Domenica scorsa abbiamo aperto la Cronaca di Roma con un titolo che conteneva una notizia preoccupante: la stazione della metro C di piazza Venezia non si farà a causa dei ritrovamenti archeologici. Il cantiere è già stato preso in consegna dalla Sovrintendenza e ora si dovranno studiare soluzioni alternative. Altre due stazioni della tratta centrale della stessa linea («Argentina» e «Chiesa Nuova») rischiano la stessa sorte. C’è il concreto pericolo di dover ripensare l’intero tracciato. Queste notizie, che il Campidoglio si è ben guardato dal rendere note, le abbiamo apprese consultando il sito di Roma Metropolitane. Ieri abbiamo di nuovo parlato delle nubi che si addensano sul futuro della linea C. Basta andare sul sito www.romametropolitane.it per avere un riscontro certo. Ci siamo permessi di ironizzare sul fatto che, mentre le uniche due linee in servizio continuano a registrare guasti di ogni genere, e mentre quella progettata incontra difficoltà impreviste, Veltroni lancia proclami su nuove linee automatizzate che, non prima del 2019, garantiranno a Roma una rete di trasporto a livello europeo.
Su piazza Venezia si registra un imbarazzato silenzio. Solo il presidente di Roma Metropolitane Chicco Testa ha spiegato che il rispetto dei tempi di realizzazione della linea C dipenderà anche «dall’intelligenza delle Sovrintendenze nel saperci indicare le strade meno rischiose per il patrimonio storico della città». Ma ormai la frittata è fatta.
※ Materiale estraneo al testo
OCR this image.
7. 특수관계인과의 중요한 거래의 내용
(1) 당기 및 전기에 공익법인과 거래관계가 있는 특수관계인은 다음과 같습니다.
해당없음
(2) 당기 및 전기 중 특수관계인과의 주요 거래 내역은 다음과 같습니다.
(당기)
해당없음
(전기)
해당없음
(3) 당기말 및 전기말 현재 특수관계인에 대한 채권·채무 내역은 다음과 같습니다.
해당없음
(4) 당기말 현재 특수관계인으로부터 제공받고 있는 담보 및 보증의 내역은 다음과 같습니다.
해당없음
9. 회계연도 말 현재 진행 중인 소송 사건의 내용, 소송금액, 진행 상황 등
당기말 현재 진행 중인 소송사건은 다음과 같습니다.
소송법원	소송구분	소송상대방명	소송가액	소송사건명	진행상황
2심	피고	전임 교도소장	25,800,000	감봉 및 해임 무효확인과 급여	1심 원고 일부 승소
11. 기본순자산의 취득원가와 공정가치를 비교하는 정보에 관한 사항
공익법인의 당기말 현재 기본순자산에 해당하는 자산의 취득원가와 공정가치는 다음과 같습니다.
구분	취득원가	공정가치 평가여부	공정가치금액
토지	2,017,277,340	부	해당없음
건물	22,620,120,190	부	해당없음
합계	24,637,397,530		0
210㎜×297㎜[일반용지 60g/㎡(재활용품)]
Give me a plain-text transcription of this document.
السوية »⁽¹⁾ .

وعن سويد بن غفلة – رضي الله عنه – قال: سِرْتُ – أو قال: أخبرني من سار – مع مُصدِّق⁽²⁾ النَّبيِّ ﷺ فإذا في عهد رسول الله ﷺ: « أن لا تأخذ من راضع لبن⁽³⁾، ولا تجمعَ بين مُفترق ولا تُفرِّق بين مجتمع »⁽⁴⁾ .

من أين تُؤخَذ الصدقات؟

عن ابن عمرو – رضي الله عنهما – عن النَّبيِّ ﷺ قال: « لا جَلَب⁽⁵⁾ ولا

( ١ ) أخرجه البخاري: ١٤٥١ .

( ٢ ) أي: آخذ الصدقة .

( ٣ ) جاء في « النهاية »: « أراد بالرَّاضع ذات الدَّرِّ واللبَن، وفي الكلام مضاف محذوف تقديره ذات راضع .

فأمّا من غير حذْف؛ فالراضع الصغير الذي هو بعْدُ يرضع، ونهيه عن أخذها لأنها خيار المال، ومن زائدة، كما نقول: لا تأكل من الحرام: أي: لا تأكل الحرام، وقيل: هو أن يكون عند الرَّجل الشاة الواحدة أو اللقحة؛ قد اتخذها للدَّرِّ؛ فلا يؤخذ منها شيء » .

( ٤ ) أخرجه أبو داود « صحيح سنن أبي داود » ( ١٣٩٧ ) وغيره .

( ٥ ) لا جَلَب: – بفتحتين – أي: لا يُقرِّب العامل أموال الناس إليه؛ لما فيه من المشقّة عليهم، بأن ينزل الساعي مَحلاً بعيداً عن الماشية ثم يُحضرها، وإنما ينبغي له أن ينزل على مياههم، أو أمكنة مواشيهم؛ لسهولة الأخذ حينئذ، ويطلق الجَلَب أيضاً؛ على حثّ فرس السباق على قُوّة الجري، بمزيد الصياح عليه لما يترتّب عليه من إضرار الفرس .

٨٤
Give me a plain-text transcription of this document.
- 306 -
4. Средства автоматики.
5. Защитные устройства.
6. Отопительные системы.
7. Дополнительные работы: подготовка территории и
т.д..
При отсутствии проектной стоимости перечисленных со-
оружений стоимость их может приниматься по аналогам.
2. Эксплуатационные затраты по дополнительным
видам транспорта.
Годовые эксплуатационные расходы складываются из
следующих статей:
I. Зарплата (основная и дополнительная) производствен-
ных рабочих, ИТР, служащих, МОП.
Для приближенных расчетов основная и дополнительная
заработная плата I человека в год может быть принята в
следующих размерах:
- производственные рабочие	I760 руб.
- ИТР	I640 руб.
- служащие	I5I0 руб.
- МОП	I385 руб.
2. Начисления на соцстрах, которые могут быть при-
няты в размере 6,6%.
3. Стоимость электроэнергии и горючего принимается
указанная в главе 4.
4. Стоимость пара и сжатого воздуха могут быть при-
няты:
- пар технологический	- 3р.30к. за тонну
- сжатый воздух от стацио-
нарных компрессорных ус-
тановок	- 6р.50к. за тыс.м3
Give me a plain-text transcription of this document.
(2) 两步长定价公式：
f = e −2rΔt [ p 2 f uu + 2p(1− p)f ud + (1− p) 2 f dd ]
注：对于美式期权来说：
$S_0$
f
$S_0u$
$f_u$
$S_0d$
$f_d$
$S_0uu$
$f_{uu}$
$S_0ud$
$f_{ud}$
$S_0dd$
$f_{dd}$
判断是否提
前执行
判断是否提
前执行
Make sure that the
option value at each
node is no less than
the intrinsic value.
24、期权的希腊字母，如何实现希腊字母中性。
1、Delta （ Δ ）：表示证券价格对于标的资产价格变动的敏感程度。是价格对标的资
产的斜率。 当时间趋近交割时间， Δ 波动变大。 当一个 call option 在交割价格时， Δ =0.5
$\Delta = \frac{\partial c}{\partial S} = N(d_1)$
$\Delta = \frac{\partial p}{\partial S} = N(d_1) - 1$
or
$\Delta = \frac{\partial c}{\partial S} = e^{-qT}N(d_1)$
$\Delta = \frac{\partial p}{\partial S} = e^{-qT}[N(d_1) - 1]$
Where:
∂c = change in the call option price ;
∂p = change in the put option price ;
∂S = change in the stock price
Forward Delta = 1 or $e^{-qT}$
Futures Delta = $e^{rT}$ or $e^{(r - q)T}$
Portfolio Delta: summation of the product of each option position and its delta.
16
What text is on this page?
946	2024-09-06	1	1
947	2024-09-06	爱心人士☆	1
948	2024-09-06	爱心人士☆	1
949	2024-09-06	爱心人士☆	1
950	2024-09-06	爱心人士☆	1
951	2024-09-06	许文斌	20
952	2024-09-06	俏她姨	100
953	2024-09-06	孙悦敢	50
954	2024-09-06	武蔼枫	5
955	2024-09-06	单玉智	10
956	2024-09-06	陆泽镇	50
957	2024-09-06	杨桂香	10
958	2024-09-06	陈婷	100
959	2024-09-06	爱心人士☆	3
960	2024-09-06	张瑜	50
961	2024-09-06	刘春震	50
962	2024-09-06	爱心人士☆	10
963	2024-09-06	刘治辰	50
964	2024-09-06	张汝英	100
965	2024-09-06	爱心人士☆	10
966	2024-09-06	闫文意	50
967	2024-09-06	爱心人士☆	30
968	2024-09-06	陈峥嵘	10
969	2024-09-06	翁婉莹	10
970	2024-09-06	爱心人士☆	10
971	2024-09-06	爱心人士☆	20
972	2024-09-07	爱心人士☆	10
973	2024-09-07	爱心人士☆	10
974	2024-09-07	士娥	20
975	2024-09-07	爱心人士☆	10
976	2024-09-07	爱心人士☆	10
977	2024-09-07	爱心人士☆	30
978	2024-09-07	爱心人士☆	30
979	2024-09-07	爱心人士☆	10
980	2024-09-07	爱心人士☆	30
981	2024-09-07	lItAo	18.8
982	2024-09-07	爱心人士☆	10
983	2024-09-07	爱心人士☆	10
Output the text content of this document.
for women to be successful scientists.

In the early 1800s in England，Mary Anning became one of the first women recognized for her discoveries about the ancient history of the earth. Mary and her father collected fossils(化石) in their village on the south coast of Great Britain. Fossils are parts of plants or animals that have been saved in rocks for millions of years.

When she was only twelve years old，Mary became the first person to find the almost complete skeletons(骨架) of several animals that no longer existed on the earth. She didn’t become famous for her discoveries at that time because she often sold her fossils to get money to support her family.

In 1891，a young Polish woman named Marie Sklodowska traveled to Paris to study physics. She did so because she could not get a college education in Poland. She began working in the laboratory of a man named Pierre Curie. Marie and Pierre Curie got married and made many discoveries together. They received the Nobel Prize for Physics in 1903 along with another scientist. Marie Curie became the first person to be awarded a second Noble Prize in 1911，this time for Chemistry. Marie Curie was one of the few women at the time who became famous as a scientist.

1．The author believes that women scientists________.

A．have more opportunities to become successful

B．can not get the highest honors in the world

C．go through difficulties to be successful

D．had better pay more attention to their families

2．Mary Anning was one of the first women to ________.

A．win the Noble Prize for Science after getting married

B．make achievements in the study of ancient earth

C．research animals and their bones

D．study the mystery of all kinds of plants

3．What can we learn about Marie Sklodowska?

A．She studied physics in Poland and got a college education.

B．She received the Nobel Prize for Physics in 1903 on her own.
E allora Veltroni e il suo assessore alla Mobilità Calamante preferiscono inaugurare il cantiere della nuova stazione di piazzale Flaminio (dove la stazione c’è già: quindi si tratterà di un ammodernamento) e continuano a parlare del futuro. «Fra un paio di anni - annuncia Calamante - metteremo quattro nuovi treni». E Veltroni: «Dopo un ritardo di cento anni, si avvera il sogno della mobilità su ferro».
Ma al di là degli annunci, qual è la situazione reale? Tanto per cominciare, ieri sulla Roma-Viterbo sono stati soppressi 14 treni urbani e 4 extraurbani. Il foglietto che avverte di solito i pendolari è stato tolto di mezzo perché c’era l’inaugurazione. La comunicazione sui treni cancellati era affissa solo sul gabbiotto del capostazione. Da mesi vengono cancellate ogni giorno decine di corse e nessuno dà spiegazioni. Ieri piazzale Flaminio è stato ripulito: niente venditori ambulanti, nomadi e barboni ma solo forze dell’ordine. Chi ha partecipato alla conferenza stampa sul potenziamento della ferrovia, però, è arrivato in auto blu: ce n’erano 11 parcheggiate dentro Villa Borghese, lungo viale Washington, cioè dove possono transitare solo mezzi pubblici. Quattro auto blu erano parcheggiate alla fermata del 95. Accanto allo stand c’era anche la fermata delle linee J, quelle giubilari: una palina installata su un cerchione di un bus. Peccato che i bus J siano stati soppressi nel 2001. Ma nessun amministratore dei trasporti se ne è accorto. Dulcis in fundo, i tempi di percorrenza.

Per andare a Viterbo con questa ferrovia si impiegano 2 ore e 40 minuti, cioè lo stesso tempo che ci mette il treno da Roma a Bologna.
E ora giudicate voi: cura del ferro o facce di bronzo?